Bruxelles, – le 7 avril 2011 – Breeders Trust a convoqué devant le juge “l’Agence Fédérale pour la Sécurité de la Chaine alimentaire” (FAVV). Par cette procédure, Breeders Trust espere ainsi faire appliquer son droit à l’information sur l’utilisation des semences de pommes de terre par les agriculteurs belges (notamment des “pommes de terre de semence produite sur l’ exploitation “). “Ces informations nous permettent en effet de pouvoir gérer efficacement la distribution et la rémunération des droits d’ obtenteurs en Belgique”, aldus Geert Staring, Directeur Général de Breeders Trust à Bruxelles.

L’utilisation de nouvelles variétés protégées et dont les royalties restent impayées, engendre la colère des stations de recherche de pomme de terre depuis des années. Breeders Trust a été spécialement fondé par les sept plus grandes maisons de commerce de semences pommes de terre afin de mettre un terme à l’utilisation illégale des nouvelles variétés de pomme de terre . Sur le plan international, Breeders Trust organise aussi des réunions d’information à l’attention des agriculteurs et diverses organisations agricoles sur les risques encourus par l’utilisation de plants de pommes de terre non certifiés. Breeder Trust est également présent dans les salons agricoles et informe les agriculteurs des droits et obligations concernant les variétés protégées par le Droit d’Obtention Végétale.

Depuis 2009, Breeders Trust a prié l’autorité administrative belge FAVV de mettre à leur disposition les informations relatives aux variétés de pommes de terre utilisées par chaque producteur belge. Breeders Trust se réfère ainsi au Droit d’Obtention Végétale, où l’obtenteur est dans son droit de recevoir ces informations pour pouvoir réclamer et gérer efficacement le paiement des licences octroyées. Il s’agit notamment ” des semences de pommes de terre produites à la ferme”: ces dernières sont en effet produites et entreposées par les agriculteurs eux-mêmes et plantées l’année suivante sur leur propre exploitation. L’agriculteur doit donc payer à l’ obtenteur des royalties sur les variétés replantées. Les obtenteurs investissent en effet des millions d’euros pour développer de nouvelles variétés offrant ainsi une plus-value aux producteurs tant au niveau du rendement que de la qualité et de l’état sanitaire. Une nouvelle variété inscrite au catalogue des variétés est protégée pendant 30 ans par le Droit d’Obtention Végétale. Les revenus obtenus par les licences permettent aux obtenteurs d’avoir un retour sur leurs investissements et permettent également la poursuite de leurs recherches sur l’amélioration variétale. Les agriculteurs belges sont obligés chaque année de déclarer au FAVV les surfaces et les variétés de semences de pommes te terre utilisées. Ces informations sont importantes pour la gestion des organismes de quarantaine et le contrôle phytosanitaire. Breeder Trust met ainsi tout en œuvre pour avoir accès à ces informations et pour pouvoir ainsi récupérer les gains engendrés par les licences. ”C’est pour nous une question de principe “, affirme Geert Staring.

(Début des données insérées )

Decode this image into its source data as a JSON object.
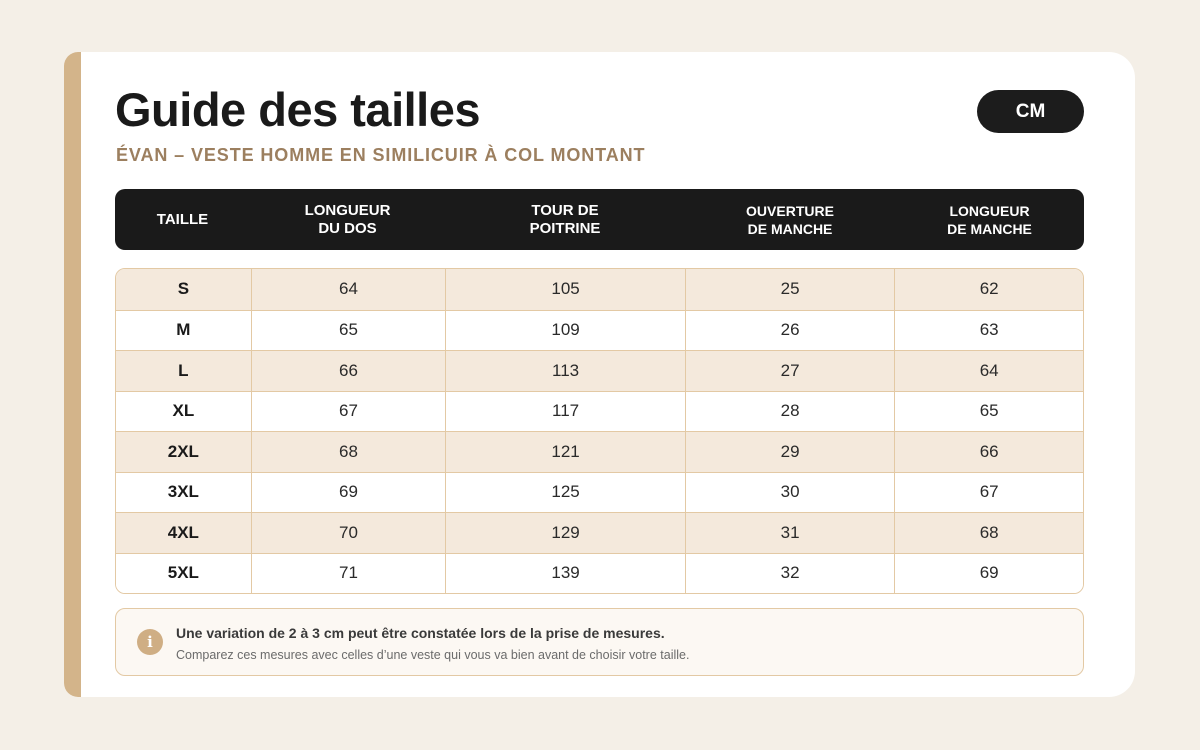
{
  "header": {
    "title": "Guide des tailles",
    "subtitle": "ÉVAN – VESTE HOMME EN SIMILICUIR À COL MONTANT",
    "unit_label": "CM"
  },
  "table": {
    "columns": [
      {
        "line1": "TAILLE",
        "line2": ""
      },
      {
        "line1": "LONGUEUR",
        "line2": "DU DOS"
      },
      {
        "line1": "TOUR DE",
        "line2": "POITRINE"
      },
      {
        "line1": "OUVERTURE",
        "line2": "DE MANCHE"
      },
      {
        "line1": "LONGUEUR",
        "line2": "DE MANCHE"
      }
    ],
    "rows": [
      {
        "size": "S",
        "longueur_dos": "64",
        "tour_poitrine": "105",
        "ouverture_manche": "25",
        "longueur_manche": "62"
      },
      {
        "size": "M",
        "longueur_dos": "65",
        "tour_poitrine": "109",
        "ouverture_manche": "26",
        "longueur_manche": "63"
      },
      {
        "size": "L",
        "longueur_dos": "66",
        "tour_poitrine": "113",
        "ouverture_manche": "27",
        "longueur_manche": "64"
      },
      {
        "size": "XL",
        "longueur_dos": "67",
        "tour_poitrine": "117",
        "ouverture_manche": "28",
        "longueur_manche": "65"
      },
      {
        "size": "2XL",
        "longueur_dos": "68",
        "tour_poitrine": "121",
        "ouverture_manche": "29",
        "longueur_manche": "66"
      },
      {
        "size": "3XL",
        "longueur_dos": "69",
        "tour_poitrine": "125",
        "ouverture_manche": "30",
        "longueur_manche": "67"
      },
      {
        "size": "4XL",
        "longueur_dos": "70",
        "tour_poitrine": "129",
        "ouverture_manche": "31",
        "longueur_manche": "68"
      },
      {
        "size": "5XL",
        "longueur_dos": "71",
        "tour_poitrine": "139",
        "ouverture_manche": "32",
        "longueur_manche": "69"
      }
    ]
  },
  "note": {
    "icon": "info-icon",
    "icon_glyph": "i",
    "main": "Une variation de 2 à 3 cm peut être constatée lors de la prise de mesures.",
    "sub": "Comparez ces mesures avec celles d’une veste qui vous va bien avant de choisir votre taille."
  },
  "colors": {
    "accent": "#d3b48a",
    "subtitle": "#9c7f5f",
    "header_bg": "#1a1a1a",
    "row_alt": "#f4e9dc",
    "border": "#e3c9a4"
  }
}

Un certain nombre de variétés, parmi laquelle la variété Asterix, sont soumises à l’ancienne “loi d’Obtention Belge”. Pour obtenir l’information du FAVV, il est nécessaire de se référer à Loi de publications des Documents Administratifs. La demande est ensuite soumise au Tribunal de première Instance à Bruxelles. Les variétés récemment inscrites au catalogue des Variétés, sont elle soumises au “Droit d’Obtention Végétale Communautaire”, comme entre autre la variété Fontana. La demande est alors soumise au Tribunal de Commerce à Bruxelles.